Embargo russo: persi 217 milioni di euro
, Lunedì, 24 Giugno 2019. postato in Pericoltura & Co.
Frutta fresca, carni e latte e derivati perdono rispettivamente 112, 57 e 48 milioni di euro rispetto al periodo pre-embargo- La chiusura del mercato russo ha provocato danni anche alla pericoltura: varietà prodotte da alcuni paesi come la Conference del Beleux non ha trovato sbocchi in Russia e ha saturato il mercato europeo, a danno anche delle nostre varietà.
Nonostante il perdurare dell'embargo, nel 2018 l'export agroalimentare italiano ha saputo parzialmente compensare le perdite subite grazie alla crescita di altri comparti del Made in Italy, come paste alimentari, pomodori pelati e polpe, tabacchi e olio.

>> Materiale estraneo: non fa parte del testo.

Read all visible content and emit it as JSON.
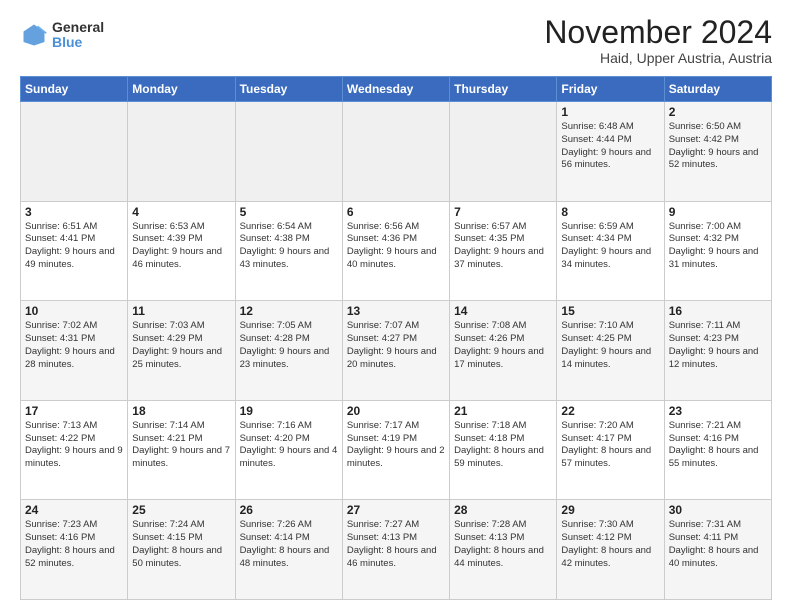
{
  "logo": {
    "line1": "General",
    "line2": "Blue"
  },
  "title": "November 2024",
  "subtitle": "Haid, Upper Austria, Austria",
  "days_of_week": [
    "Sunday",
    "Monday",
    "Tuesday",
    "Wednesday",
    "Thursday",
    "Friday",
    "Saturday"
  ],
  "weeks": [
    [
      {
        "day": "",
        "info": ""
      },
      {
        "day": "",
        "info": ""
      },
      {
        "day": "",
        "info": ""
      },
      {
        "day": "",
        "info": ""
      },
      {
        "day": "",
        "info": ""
      },
      {
        "day": "1",
        "info": "Sunrise: 6:48 AM\nSunset: 4:44 PM\nDaylight: 9 hours and 56 minutes."
      },
      {
        "day": "2",
        "info": "Sunrise: 6:50 AM\nSunset: 4:42 PM\nDaylight: 9 hours and 52 minutes."
      }
    ],
    [
      {
        "day": "3",
        "info": "Sunrise: 6:51 AM\nSunset: 4:41 PM\nDaylight: 9 hours and 49 minutes."
      },
      {
        "day": "4",
        "info": "Sunrise: 6:53 AM\nSunset: 4:39 PM\nDaylight: 9 hours and 46 minutes."
      },
      {
        "day": "5",
        "info": "Sunrise: 6:54 AM\nSunset: 4:38 PM\nDaylight: 9 hours and 43 minutes."
      },
      {
        "day": "6",
        "info": "Sunrise: 6:56 AM\nSunset: 4:36 PM\nDaylight: 9 hours and 40 minutes."
      },
      {
        "day": "7",
        "info": "Sunrise: 6:57 AM\nSunset: 4:35 PM\nDaylight: 9 hours and 37 minutes."
      },
      {
        "day": "8",
        "info": "Sunrise: 6:59 AM\nSunset: 4:34 PM\nDaylight: 9 hours and 34 minutes."
      },
      {
        "day": "9",
        "info": "Sunrise: 7:00 AM\nSunset: 4:32 PM\nDaylight: 9 hours and 31 minutes."
      }
    ],
    [
      {
        "day": "10",
        "info": "Sunrise: 7:02 AM\nSunset: 4:31 PM\nDaylight: 9 hours and 28 minutes."
      },
      {
        "day": "11",
        "info": "Sunrise: 7:03 AM\nSunset: 4:29 PM\nDaylight: 9 hours and 25 minutes."
      },
      {
        "day": "12",
        "info": "Sunrise: 7:05 AM\nSunset: 4:28 PM\nDaylight: 9 hours and 23 minutes."
      },
      {
        "day": "13",
        "info": "Sunrise: 7:07 AM\nSunset: 4:27 PM\nDaylight: 9 hours and 20 minutes."
      },
      {
        "day": "14",
        "info": "Sunrise: 7:08 AM\nSunset: 4:26 PM\nDaylight: 9 hours and 17 minutes."
      },
      {
        "day": "15",
        "info": "Sunrise: 7:10 AM\nSunset: 4:25 PM\nDaylight: 9 hours and 14 minutes."
      },
      {
        "day": "16",
        "info": "Sunrise: 7:11 AM\nSunset: 4:23 PM\nDaylight: 9 hours and 12 minutes."
      }
    ],
    [
      {
        "day": "17",
        "info": "Sunrise: 7:13 AM\nSunset: 4:22 PM\nDaylight: 9 hours and 9 minutes."
      },
      {
        "day": "18",
        "info": "Sunrise: 7:14 AM\nSunset: 4:21 PM\nDaylight: 9 hours and 7 minutes."
      },
      {
        "day": "19",
        "info": "Sunrise: 7:16 AM\nSunset: 4:20 PM\nDaylight: 9 hours and 4 minutes."
      },
      {
        "day": "20",
        "info": "Sunrise: 7:17 AM\nSunset: 4:19 PM\nDaylight: 9 hours and 2 minutes."
      },
      {
        "day": "21",
        "info": "Sunrise: 7:18 AM\nSunset: 4:18 PM\nDaylight: 8 hours and 59 minutes."
      },
      {
        "day": "22",
        "info": "Sunrise: 7:20 AM\nSunset: 4:17 PM\nDaylight: 8 hours and 57 minutes."
      },
      {
        "day": "23",
        "info": "Sunrise: 7:21 AM\nSunset: 4:16 PM\nDaylight: 8 hours and 55 minutes."
      }
    ],
    [
      {
        "day": "24",
        "info": "Sunrise: 7:23 AM\nSunset: 4:16 PM\nDaylight: 8 hours and 52 minutes."
      },
      {
        "day": "25",
        "info": "Sunrise: 7:24 AM\nSunset: 4:15 PM\nDaylight: 8 hours and 50 minutes."
      },
      {
        "day": "26",
        "info": "Sunrise: 7:26 AM\nSunset: 4:14 PM\nDaylight: 8 hours and 48 minutes."
      },
      {
        "day": "27",
        "info": "Sunrise: 7:27 AM\nSunset: 4:13 PM\nDaylight: 8 hours and 46 minutes."
      },
      {
        "day": "28",
        "info": "Sunrise: 7:28 AM\nSunset: 4:13 PM\nDaylight: 8 hours and 44 minutes."
      },
      {
        "day": "29",
        "info": "Sunrise: 7:30 AM\nSunset: 4:12 PM\nDaylight: 8 hours and 42 minutes."
      },
      {
        "day": "30",
        "info": "Sunrise: 7:31 AM\nSunset: 4:11 PM\nDaylight: 8 hours and 40 minutes."
      }
    ]
  ]
}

Con un fatturato di 945 milioni di euro di export, l'Italia figura al settimo posto dei principali Paesi fornitori della Federazione Russa e si è posizionata al secondo posto, dietro la Germania, tra i fornitori comunitari. Il nostro Paese detiene il primato per le vendite di vino confezionato (l'Italia era seconda nel 2013) e il terzo posto per i prodotti della panetteria e pasticceria.